Try Steve at Drag Radial Performance

Steve has also said that on some models once PATS gets really stupid, he can't always fix it. Thus better to do it preventatively. However I'm paraphrasing and I'm not sure the bubble bodies are included in those models which can experience this terminal failure.

Make sure it is a PATS issue before you send off your PCM only to still have a no-start upon its return
 
I've had the starting aid (starting fluid, brake cleaner etc) punk me when it's a mixture issue. I had a '14 Rogue with bug fried to MAF that sometimes would start (but it ran poorly, although not so bad that your typical oblivious driver might notice) and sometimes not.

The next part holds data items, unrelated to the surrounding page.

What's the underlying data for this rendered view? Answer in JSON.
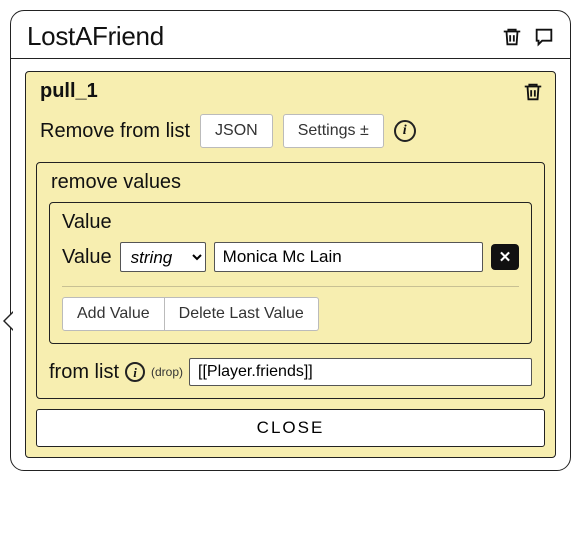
{
  "window": {
    "title": "LostAFriend"
  },
  "panel": {
    "id": "pull_1",
    "action_label": "Remove from list",
    "json_btn": "JSON",
    "settings_btn": "Settings ±"
  },
  "remove_section": {
    "title": "remove values",
    "value_box_title": "Value",
    "value_label": "Value",
    "type_options": [
      "string"
    ],
    "type_selected": "string",
    "value_text": "Monica Mc Lain",
    "add_btn": "Add Value",
    "delete_btn": "Delete Last Value",
    "from_label": "from list",
    "drop_hint": "(drop)",
    "list_value": "[[Player.friends]]"
  },
  "close_label": "CLOSE"
}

Basically the ECM was just REALLY confused and adding a fuel altered the mixture enough to get it to sputter. I nearly condemned the fuel pump but I knew the pump was running and that diagnosis didn't sit right with me. I finally tore out the back seat and cobbled into the fuel supply to verify pump pressure was good.

OP should listen for the pump to prime at key on and find a way to verify fuel pressure -- I don't remember if the bubble bodies got a Schrader valve. My '07 2V 4.6 F150 only has a data PID for FRP - fuel rail pressure.
I was going to get a fuel pressure gauge and hook it up to the fuel rail.